Application of Stabilized Explicit Runge-Kutta Methods to the Incompressible Navier-Stokes Equations by means of a Projection Method and a Differential Algebraic Approach

TL;DR

This thesis compares second-order stabilized explicit Runge-Kutta methods for incompressible Navier-Stokes equations, finding ROCK2 most efficient and versatile, while the differential algebraic approach offers better accuracy and stability despite higher computational cost.

Contribution

It provides a comparative analysis of RKC, ROCK2, and PIROCK schemes with projection and differential algebraic approaches for Navier-Stokes equations, highlighting their stability, accuracy, and efficiency.

Findings

ROCK2 is the most efficient and versatile method.

PIROCK exhibited unexpected instabilities.

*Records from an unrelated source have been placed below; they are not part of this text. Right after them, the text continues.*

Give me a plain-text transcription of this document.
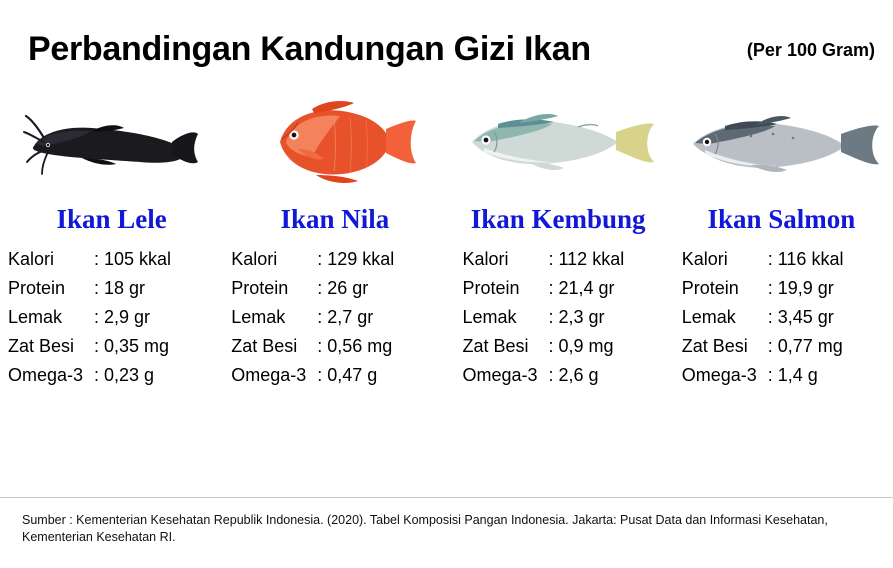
Perbandingan Kandungan Gizi Ikan	(Per 100 Gram)
Ikan Lele
Kalori	: 105 kkal
Protein	: 18 gr
Lemak	: 2,9 gr
Zat Besi	: 0,35 mg
Omega-3 : 0,23 g
Ikan Nila
Kalori	: 129 kkal
Protein	: 26 gr
Lemak	: 2,7 gr
Zat Besi	: 0,56 mg
Omega-3 : 0,47 g
Ikan Kembung
Kalori	: 112 kkal
Protein	: 21,4 gr
Lemak	: 2,3 gr
Zat Besi	: 0,9 mg
Omega-3 : 2,6 g
Ikan Salmon
Kalori	: 116 kkal
Protein	: 19,9 gr
Lemak	: 3,45 gr
Zat Besi	: 0,77 mg
Omega-3 : 1,4 g
Sumber : Kementerian Kesehatan Republik Indonesia. (2020). Tabel Komposisi Pangan Indonesia. Jakarta: Pusat Data dan Informasi Kesehatan, Kementerian Kesehatan RI.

Differential algebraic approach offers better accuracy and stability.

Abstract

In this master thesis we have compared different second order stabilized explicit Runge-Kutta methods when applied to the incompressible Navier-Stokes equations by means of a projection method and a differential algebraic approach. We explored the stability and accuracy properties of the RKC, ROCK2 and PIROCK schemes when coupled with the projection and the differential algebraic approach. PIROCK has shown unexpected instabilities, ROCK2 resulted to be the most efficient and versatile Runge-Kutta method taken into account. The differential algebraic approach sounds computationally costly but it exhibits better accuracy and a larger stability region. These properties make it more efficient than the projection method. The theory presented in the first chapters is supported by numerical experiments.